The water quality of the Rhine and its tributaries has improved considerably thanks to the exemplary cooperation of the states in the Rhine catchment area. The assessment of the "Rhine 2020" programme, adopted in 2001, makes clear that many of the goals have been achieved or set in motion.
For example, the load of heavy metals and other pollutants in the Rhine has decreased. The nitrogen load from the Rhine catchment area into the North Sea has been reduced through the expansion of municipal and industrial wastewater treatment plants. Inputs of metals, which had already been significantly reduced between 1987 and 2000, could be kept low and further reduced. In 2019, the ICPR recommendations for the reduction of micropollutants were finalised and published. By 2040, micropollutants are to be reduced by at least 30 %.
The inputs of pesticides could be significantly reduced by new laws and regulations in the states in the Rhine catchment. The communication on the International Warning and Alarm Plan Rhine (IWAP) was updated. Of the 22 risk areas identified in the Sediment Management Plan 2009, remediation was successfully completed at ten sites. The quantitative status of the groundwater bodies is good almost area-wide and the chemical status is also largely good.
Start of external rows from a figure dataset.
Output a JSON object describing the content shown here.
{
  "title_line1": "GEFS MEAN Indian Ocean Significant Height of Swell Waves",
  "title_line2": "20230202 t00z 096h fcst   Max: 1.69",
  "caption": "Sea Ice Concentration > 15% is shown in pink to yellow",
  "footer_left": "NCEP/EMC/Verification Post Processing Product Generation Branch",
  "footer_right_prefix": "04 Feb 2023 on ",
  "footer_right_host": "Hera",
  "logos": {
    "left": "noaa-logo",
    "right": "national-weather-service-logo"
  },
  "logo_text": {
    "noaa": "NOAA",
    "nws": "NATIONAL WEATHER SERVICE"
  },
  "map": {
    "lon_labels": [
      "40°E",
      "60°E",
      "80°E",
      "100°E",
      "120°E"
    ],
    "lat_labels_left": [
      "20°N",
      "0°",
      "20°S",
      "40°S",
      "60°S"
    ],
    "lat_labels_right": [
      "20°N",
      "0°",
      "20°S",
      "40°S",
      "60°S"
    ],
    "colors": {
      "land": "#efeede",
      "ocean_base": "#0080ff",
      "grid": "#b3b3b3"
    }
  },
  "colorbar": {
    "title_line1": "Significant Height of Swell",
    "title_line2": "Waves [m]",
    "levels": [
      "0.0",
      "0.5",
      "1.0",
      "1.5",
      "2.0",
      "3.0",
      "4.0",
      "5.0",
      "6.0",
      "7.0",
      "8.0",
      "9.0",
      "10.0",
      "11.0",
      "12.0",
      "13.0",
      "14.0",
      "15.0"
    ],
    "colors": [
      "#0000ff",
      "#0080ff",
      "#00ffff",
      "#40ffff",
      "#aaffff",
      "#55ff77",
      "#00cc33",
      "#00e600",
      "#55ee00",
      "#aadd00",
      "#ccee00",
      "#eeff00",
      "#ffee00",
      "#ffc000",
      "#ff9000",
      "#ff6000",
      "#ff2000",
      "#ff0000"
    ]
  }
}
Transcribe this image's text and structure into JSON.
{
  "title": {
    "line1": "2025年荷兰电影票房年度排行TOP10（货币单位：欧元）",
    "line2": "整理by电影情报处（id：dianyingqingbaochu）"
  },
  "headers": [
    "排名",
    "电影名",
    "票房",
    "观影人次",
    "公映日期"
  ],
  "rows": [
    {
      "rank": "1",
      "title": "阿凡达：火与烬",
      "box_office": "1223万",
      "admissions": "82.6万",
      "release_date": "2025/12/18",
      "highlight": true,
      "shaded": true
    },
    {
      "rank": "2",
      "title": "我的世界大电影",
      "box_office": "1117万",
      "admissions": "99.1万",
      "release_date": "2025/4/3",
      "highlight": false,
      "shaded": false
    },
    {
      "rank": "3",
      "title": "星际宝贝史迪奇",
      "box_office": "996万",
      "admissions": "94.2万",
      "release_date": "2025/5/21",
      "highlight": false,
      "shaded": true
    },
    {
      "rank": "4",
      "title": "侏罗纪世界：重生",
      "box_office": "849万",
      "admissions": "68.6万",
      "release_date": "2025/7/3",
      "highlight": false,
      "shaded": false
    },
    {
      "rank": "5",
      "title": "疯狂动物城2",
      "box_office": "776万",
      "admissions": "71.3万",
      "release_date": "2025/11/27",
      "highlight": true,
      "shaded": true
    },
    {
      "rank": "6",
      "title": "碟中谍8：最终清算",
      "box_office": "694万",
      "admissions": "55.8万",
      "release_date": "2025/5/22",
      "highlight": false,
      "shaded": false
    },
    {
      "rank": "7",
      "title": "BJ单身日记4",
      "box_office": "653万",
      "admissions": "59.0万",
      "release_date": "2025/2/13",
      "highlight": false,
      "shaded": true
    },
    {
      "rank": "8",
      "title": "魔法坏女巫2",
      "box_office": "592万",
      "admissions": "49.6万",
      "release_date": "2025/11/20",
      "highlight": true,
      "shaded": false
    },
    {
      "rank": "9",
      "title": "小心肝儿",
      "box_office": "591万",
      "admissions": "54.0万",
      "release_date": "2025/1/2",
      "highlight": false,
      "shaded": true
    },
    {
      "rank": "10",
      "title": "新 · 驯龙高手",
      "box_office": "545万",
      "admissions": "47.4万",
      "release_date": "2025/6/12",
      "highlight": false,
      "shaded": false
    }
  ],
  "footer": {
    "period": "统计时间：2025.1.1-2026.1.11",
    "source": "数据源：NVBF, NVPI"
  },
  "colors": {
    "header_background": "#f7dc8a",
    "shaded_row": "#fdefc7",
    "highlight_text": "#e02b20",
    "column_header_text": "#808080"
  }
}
The unachieved goals of the programme "Rhine 2020" require further efforts within the framework of the implementation of the ICPR programme "Rhine 2040", which was adopted at the 16th Conference of Rhine Ministers in 2020.
that the major part of polluted sediments ends up in the Netherlands?
In 1987, the city of Rotterdam was obliged to annually dredge 10 million cube metres of polluted Rhine sludge from the harbour basin. This sludge was disposed of in the hazardous waste deposit site “de Slufter“. Due to improved quality of water and suspended matter, “only” 1,5 million cube metres have annually been dredged since 1999.